Литмир - Электронная Библиотека
Содержание  
A
A

— Весь день тут сидел, кавалер-то твой азиатский, — сказала мать. — Хороший такой, вежливый, ладный. Уж он мне все и про мать рассказал и про коней своих. Так уж он этих коней обожает, прямо аж глаза горят, как заговорит только! Очень печалился, что тебя не повидал. Ну, ведь знаешь, Сима, сейчас не до того. У него свое дело… А так собой симпатичный… Я ему и пончиков на дорогу дала.

В дверь постучали. Вошел Игорек. Глаза у него были какие-то необыкновенно большие.

— Можно к вам? Здравствуйте. Сима, тебя папа мой просит зайти к нам, в двенадцатую квартиру.

— Ни днем ни ночью покоя от этих пионеров нет! — вздохнула мать. — Нет, Симочка, ты, правда, иди. Им еще вчера повестку принесли.
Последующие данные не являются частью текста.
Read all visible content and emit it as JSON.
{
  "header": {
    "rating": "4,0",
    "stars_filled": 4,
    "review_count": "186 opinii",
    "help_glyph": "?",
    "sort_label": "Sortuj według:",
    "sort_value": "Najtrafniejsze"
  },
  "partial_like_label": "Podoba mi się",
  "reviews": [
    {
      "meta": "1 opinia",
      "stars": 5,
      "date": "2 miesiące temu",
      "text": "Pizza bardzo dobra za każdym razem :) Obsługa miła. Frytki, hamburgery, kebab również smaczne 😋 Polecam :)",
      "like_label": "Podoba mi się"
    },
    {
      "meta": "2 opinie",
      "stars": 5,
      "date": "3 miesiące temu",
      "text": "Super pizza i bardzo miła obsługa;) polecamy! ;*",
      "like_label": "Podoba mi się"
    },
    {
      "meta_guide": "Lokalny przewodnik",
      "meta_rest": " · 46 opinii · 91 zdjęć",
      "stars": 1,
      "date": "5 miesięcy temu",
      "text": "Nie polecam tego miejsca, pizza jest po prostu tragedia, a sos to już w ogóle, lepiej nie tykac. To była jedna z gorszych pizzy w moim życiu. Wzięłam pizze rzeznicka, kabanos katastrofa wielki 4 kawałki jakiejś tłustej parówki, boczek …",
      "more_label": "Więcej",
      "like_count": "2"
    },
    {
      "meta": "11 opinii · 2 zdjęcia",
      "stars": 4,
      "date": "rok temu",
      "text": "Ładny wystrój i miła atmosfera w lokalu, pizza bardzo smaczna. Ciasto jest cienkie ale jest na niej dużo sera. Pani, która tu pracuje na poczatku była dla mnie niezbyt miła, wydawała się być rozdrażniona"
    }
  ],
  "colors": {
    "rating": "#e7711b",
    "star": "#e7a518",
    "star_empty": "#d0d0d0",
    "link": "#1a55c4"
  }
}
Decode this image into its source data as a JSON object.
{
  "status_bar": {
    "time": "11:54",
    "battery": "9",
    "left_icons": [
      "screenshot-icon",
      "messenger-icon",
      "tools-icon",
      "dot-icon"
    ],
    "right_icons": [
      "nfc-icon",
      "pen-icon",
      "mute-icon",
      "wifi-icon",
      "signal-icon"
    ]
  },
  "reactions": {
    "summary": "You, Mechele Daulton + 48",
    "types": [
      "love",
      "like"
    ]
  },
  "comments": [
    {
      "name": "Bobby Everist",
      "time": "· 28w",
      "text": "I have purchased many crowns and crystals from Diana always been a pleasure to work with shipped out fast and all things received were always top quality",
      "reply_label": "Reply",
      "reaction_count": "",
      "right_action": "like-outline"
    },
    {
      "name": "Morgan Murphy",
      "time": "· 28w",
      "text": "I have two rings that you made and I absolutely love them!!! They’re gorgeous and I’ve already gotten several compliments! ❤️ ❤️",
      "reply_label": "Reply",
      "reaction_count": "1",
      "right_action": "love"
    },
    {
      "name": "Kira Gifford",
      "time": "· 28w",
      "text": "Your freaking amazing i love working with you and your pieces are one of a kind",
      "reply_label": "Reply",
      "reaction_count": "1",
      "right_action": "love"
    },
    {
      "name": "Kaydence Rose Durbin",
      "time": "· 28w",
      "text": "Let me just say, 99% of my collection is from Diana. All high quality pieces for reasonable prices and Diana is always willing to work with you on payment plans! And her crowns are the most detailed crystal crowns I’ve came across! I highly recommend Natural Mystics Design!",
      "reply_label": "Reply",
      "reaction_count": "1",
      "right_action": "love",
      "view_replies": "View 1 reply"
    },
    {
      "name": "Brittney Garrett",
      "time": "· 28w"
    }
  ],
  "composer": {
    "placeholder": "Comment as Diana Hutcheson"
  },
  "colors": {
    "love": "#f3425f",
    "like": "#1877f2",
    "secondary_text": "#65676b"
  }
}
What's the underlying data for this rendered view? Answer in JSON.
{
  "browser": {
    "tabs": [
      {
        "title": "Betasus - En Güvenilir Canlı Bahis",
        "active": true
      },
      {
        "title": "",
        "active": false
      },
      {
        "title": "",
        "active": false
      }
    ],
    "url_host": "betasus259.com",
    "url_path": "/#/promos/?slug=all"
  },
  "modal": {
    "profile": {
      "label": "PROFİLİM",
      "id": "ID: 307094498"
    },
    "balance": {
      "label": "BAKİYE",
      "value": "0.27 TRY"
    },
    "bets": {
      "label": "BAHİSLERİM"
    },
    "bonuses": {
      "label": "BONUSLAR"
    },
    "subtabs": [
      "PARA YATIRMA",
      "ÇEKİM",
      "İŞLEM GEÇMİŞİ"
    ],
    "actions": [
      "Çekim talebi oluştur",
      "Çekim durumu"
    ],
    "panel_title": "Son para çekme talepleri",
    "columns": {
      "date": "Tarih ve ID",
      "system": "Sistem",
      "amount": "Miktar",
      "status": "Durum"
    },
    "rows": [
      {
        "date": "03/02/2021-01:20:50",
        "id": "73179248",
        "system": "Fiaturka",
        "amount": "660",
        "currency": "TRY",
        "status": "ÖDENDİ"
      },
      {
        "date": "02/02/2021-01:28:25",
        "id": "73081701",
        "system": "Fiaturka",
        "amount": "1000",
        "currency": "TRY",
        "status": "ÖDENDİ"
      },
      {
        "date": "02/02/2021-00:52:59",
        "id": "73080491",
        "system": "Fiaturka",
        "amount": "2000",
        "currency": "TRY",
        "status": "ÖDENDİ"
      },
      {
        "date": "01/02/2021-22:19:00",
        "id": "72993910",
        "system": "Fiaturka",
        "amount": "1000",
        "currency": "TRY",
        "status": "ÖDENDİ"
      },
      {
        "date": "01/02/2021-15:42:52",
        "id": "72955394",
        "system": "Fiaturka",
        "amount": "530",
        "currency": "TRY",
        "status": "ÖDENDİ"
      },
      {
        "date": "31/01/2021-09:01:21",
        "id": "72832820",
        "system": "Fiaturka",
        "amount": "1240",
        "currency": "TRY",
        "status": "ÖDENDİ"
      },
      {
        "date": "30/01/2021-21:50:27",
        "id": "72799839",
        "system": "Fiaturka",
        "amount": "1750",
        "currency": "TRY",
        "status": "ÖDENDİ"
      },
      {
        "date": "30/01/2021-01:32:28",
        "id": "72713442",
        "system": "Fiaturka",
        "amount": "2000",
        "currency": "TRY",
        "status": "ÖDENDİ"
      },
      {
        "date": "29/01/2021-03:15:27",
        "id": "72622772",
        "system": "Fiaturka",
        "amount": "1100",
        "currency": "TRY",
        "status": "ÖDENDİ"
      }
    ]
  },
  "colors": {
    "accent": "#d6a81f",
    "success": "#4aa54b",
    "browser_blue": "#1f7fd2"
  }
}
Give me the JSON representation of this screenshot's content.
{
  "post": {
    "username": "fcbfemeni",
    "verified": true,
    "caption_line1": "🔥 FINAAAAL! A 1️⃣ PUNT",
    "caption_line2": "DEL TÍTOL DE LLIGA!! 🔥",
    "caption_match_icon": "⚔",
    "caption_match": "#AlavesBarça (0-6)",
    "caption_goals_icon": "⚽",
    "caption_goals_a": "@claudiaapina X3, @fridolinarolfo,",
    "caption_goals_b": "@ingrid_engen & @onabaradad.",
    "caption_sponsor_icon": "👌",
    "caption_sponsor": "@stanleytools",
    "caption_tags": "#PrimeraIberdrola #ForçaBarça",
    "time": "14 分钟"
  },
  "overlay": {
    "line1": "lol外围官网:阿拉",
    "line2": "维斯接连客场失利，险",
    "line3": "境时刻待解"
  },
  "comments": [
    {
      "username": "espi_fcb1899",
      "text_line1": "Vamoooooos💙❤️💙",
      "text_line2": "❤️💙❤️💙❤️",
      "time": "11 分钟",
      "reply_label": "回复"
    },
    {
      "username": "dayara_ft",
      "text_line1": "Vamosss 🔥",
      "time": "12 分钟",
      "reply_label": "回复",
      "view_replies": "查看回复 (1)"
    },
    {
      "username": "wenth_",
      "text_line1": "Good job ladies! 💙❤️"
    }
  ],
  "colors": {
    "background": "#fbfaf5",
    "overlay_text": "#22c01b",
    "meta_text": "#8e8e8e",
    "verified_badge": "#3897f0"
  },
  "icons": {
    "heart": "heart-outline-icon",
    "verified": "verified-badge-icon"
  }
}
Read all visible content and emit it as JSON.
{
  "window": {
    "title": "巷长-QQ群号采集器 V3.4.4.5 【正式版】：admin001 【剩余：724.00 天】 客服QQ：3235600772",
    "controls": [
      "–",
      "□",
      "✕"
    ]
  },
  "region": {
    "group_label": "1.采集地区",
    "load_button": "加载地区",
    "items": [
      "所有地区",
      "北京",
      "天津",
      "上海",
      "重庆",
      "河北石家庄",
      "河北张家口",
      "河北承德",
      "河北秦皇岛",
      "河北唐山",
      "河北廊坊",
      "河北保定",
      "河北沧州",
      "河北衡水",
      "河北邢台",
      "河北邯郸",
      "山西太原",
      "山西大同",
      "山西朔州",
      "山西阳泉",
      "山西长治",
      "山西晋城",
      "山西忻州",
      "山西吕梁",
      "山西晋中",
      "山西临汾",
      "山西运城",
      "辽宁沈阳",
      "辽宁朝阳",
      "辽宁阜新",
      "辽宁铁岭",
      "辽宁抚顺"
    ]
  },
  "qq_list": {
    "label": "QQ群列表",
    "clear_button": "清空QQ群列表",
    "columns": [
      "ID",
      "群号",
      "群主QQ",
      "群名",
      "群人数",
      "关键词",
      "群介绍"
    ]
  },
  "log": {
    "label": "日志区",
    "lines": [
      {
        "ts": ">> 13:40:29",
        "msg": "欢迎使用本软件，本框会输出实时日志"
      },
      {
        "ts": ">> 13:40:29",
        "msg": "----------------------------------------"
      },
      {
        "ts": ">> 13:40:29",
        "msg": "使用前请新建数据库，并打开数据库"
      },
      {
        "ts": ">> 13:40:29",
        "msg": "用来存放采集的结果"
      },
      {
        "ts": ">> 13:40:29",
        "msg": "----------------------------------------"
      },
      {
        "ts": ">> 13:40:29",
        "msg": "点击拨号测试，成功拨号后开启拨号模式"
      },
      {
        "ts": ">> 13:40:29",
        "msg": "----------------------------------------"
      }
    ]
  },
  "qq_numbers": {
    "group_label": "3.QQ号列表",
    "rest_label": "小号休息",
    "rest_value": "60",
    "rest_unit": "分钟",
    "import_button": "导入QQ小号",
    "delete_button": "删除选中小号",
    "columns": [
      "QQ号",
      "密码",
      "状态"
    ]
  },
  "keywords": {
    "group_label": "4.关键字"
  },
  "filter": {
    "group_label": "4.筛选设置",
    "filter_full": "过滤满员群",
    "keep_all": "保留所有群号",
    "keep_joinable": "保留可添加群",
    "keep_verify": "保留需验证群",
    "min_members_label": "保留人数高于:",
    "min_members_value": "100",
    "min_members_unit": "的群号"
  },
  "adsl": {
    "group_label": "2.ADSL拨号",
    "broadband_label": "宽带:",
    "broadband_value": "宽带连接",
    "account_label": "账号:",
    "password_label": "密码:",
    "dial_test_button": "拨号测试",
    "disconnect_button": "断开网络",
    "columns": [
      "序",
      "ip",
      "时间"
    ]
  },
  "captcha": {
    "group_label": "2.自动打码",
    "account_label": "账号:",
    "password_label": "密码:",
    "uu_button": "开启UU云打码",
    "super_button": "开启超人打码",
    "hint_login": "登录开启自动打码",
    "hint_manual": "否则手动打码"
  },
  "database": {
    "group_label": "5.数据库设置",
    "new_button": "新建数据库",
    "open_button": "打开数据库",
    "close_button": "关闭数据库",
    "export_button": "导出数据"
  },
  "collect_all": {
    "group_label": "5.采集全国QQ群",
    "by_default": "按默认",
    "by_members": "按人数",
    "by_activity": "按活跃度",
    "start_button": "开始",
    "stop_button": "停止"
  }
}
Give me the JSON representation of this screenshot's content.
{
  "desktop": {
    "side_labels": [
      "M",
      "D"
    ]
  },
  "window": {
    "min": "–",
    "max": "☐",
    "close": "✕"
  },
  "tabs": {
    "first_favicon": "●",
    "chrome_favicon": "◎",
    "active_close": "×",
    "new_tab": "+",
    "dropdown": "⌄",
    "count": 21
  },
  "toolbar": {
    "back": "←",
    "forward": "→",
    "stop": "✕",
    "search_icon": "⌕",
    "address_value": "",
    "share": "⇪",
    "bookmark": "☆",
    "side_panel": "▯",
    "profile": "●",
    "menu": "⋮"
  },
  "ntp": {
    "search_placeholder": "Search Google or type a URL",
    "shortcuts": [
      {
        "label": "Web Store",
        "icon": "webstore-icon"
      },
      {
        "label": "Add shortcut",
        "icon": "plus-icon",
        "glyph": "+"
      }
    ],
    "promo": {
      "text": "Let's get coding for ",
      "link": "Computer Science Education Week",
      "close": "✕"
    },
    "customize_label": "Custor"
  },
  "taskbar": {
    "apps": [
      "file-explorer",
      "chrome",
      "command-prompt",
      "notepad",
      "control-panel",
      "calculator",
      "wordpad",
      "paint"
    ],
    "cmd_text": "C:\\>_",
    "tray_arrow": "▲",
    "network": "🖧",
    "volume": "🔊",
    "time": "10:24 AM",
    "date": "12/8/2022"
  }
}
Капитан Малинин, сутулый, скуластый, склонился над вещевым мешком, когда мы вошли к нему с Игорем.

— Здравствуйте, — заговорил он. — Добрый день, Симочка. Вы извините, что я вас потревожил. Знаю, что устали. Игушка мне все рассказал… Как это у вас вчера получилось неладно! Но я очень спешу. Отправляюсь сейчас. Хотел вам несколько слов сказать. (Игорь, куда ты помазок заложил?) Вот что, товарищ Сима: вы знаете, матери у нас нет, живем вдвоем с Игорем — он да я. Теперь остается он, значит, один. Ну Стеша, домработница, по хозяйству приглядит, да соседи обещали. Но ведь знаете, время крепкое наступило. Мало ли что будет! В теперешних войнах, знаете ли, фронт, тыл — все одно. Точное деление при возможностях современного оружия исчезает. Так я, собственно, вот о чем. Вы — вожатая у них. Игушка мне много о вас говорил. Я вас очень уважаю, Сима.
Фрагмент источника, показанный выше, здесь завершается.